EID3 (endoplasmic reticulum-associated protein 3) is a protein with high expression in mammals. Its full-length code is 21 kDa and it is a member of the conserved ER protein family. EID3 is mainly located on the ER membrane in cells and is responsible for participating in the structure and function of the ER. Studies have found that EID3 is up-regulated in a variety of cancers and is related to tumor invasion and metastasis. Therefore, EID3 is considered a potential drug target.

First, the relationship between EID3 and cancer is supported by clinical experiments. Studies have found that the expression level of EID3 is positively correlated with the prognosis of various cancers, such as lung cancer, liver cancer, breast cancer, etc. In addition, the expression level of EID3 is also closely related to the invasion and metastasis ability of tumors. Therefore, EID3 is considered an important target in cancer therapy.

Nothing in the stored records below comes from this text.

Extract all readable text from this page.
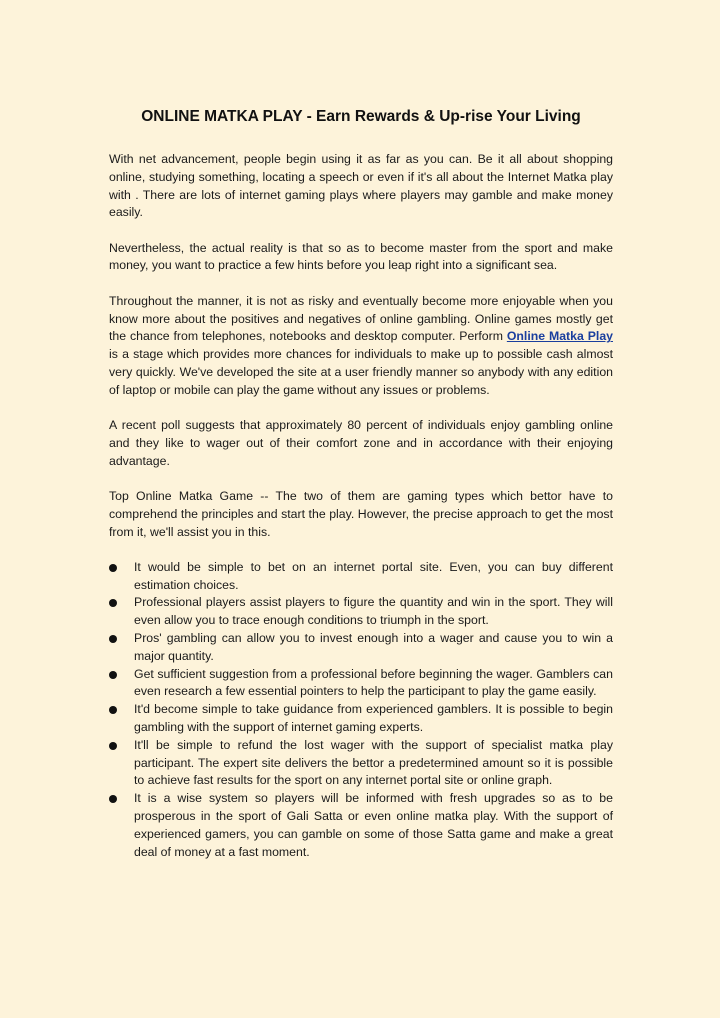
ONLINE MATKA PLAY - Earn Rewards & Up-rise Your Living

With net advancement, people begin using it as far as you can. Be it all about shopping online, studying something, locating a speech or even if it's all about the Internet Matka play with . There are lots of internet gaming plays where players may gamble and make money easily.

Nevertheless, the actual reality is that so as to become master from the sport and make money, you want to practice a few hints before you leap right into a significant sea.

Throughout the manner, it is not as risky and eventually become more enjoyable when you know more about the positives and negatives of online gambling. Online games mostly get the chance from telephones, notebooks and desktop computer. Perform Online Matka Play is a stage which provides more chances for individuals to make up to possible cash almost very quickly. We've developed the site at a user friendly manner so anybody with any edition of laptop or mobile can play the game without any issues or problems.

A recent poll suggests that approximately 80 percent of individuals enjoy gambling online and they like to wager out of their comfort zone and in accordance with their enjoying advantage.

Top Online Matka Game -- The two of them are gaming types which bettor have to comprehend the principles and start the play. However, the precise approach to get the most from it, we'll assist you in this.

It would be simple to bet on an internet portal site. Even, you can buy different estimation choices.
Professional players assist players to figure the quantity and win in the sport. They will even allow you to trace enough conditions to triumph in the sport.
Pros' gambling can allow you to invest enough into a wager and cause you to win a major quantity.
Get sufficient suggestion from a professional before beginning the wager. Gamblers can even research a few essential pointers to help the participant to play the game easily.
It'd become simple to take guidance from experienced gamblers. It is possible to begin gambling with the support of internet gaming experts.
It'll be simple to refund the lost wager with the support of specialist matka play participant. The expert site delivers the bettor a predetermined amount so it is possible to achieve fast results for the sport on any internet portal site or online graph.
It is a wise system so players will be informed with fresh upgrades so as to be prosperous in the sport of Gali Satta or even online matka play. With the support of experienced gamers, you can gamble on some of those Satta game and make a great deal of money at a fast moment.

Secondly, the biological function of EID3 also supports its value as a drug target. EID3 is a transmembrane protein with abundant conserved functional domains on the ER membrane. These functional domains include an N-terminal 伪-helix, a central 尾-sheet, and a C-terminal domain. The N-terminal 伪-helix of EID3 has a special structure that allows it to interact with certain drugs, such as anti-tumor drugs. In addition, the central 尾-page and C-terminal domain of EID3 also have multiple functions, such as participating in signal transmission, cell adhesion, etc. Changes in these functional domains may lead to functional imbalance of EID3 and provide new targets for drug development.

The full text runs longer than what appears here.